According to court documents, the CHA said its lawsuit was brought in an “attempt to enforce the parties’ contract … to hold defendant (DeStefano) accountable so that taxpayer money is not misused and disabled persons do not suffer discrimination.”
On appeal, however, the justices took a wrecking ball to the CHA’s claims, saying precedent – specifically, the findings of the U.S. Fourth Circuit Court of Appeals in the 2010 decision in Equal Rights Center vs.

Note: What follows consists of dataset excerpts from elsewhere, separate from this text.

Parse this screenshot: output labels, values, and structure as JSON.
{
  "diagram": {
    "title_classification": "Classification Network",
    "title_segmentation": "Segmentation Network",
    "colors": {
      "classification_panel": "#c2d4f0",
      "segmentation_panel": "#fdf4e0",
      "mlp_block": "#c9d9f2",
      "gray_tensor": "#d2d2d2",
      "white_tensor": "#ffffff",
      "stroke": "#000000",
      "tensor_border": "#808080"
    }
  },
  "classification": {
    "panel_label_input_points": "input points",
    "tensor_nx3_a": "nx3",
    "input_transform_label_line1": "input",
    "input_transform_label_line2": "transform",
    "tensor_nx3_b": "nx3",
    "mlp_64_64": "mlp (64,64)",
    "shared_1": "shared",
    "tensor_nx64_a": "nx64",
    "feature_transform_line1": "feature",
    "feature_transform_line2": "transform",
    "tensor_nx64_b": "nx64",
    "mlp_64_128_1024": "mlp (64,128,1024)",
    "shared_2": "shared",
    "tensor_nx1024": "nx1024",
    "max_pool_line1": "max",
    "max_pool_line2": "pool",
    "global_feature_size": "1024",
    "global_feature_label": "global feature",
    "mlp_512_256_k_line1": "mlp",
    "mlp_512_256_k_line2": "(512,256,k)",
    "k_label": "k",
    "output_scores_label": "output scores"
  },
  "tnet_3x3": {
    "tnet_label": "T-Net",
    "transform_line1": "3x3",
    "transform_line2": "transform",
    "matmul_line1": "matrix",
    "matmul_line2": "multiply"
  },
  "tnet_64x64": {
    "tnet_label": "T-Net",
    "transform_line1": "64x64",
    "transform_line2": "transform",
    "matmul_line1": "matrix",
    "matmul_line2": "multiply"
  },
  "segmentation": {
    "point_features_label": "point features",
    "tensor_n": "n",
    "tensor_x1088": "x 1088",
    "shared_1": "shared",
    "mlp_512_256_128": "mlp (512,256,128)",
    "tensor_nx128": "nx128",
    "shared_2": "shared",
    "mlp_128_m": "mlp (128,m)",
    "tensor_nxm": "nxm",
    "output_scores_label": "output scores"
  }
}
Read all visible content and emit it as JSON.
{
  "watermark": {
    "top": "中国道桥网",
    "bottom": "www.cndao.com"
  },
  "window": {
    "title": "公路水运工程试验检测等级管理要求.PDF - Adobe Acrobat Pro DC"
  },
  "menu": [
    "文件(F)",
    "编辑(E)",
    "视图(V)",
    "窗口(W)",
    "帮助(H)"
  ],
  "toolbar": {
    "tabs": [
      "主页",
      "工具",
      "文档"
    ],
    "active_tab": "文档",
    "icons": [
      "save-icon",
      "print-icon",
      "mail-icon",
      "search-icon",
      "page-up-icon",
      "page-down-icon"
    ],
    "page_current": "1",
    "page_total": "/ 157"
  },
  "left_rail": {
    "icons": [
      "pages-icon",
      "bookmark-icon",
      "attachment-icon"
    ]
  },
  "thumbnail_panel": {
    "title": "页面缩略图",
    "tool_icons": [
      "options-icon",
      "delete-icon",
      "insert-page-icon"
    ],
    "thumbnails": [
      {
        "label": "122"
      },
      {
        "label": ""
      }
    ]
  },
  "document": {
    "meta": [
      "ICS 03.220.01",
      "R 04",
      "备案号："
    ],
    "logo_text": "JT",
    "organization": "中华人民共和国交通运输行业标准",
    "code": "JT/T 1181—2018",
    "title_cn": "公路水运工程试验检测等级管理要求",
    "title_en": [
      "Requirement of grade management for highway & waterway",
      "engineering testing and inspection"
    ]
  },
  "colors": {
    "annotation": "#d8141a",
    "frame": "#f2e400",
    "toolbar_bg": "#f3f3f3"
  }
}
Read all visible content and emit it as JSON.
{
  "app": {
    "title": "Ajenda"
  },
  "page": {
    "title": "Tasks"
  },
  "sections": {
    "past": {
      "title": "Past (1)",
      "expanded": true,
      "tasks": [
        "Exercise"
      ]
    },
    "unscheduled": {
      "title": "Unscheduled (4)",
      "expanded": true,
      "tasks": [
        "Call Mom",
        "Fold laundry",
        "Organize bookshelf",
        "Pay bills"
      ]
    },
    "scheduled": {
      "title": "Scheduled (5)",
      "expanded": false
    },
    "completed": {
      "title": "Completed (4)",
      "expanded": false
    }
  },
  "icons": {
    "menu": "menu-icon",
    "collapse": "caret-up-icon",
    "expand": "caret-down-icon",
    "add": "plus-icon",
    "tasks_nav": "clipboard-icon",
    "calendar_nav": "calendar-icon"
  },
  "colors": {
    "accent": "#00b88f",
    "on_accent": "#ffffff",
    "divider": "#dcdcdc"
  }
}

Niles Bolton Associates – established such breach of contract claims against contractors brought by property owners who ran afoul of federal regulators enforcing the ADA are barred by federal law.
Essentially, the justices said Judge Bartkowicz rightly found the “CHA could not contractually delegate its duty to comply with the federal accessibility standards.”
“Despite CHA's argument that its claim has an independent basis in the parties' contract, what the claim was predicated on and what it sought to recover was the cost of retrofitting the residential units in the seven buildings worked on by defendant as required by the voluntary compliance agreement that it negotiated with HUD,” the justices wrote. “If not for the voluntary compliance agreement, CHA would not have raised a claim.
“Allowing CHA to seek indemnification from defendant effectively would insulate it from liability.”
The CHA was represented in the action by the firm of Donohue Brown Matthewson & Smyth, of Chicago.
The DeStefano firm was defended by the firm of Vanek Vickers Masini P.C., of Chicago.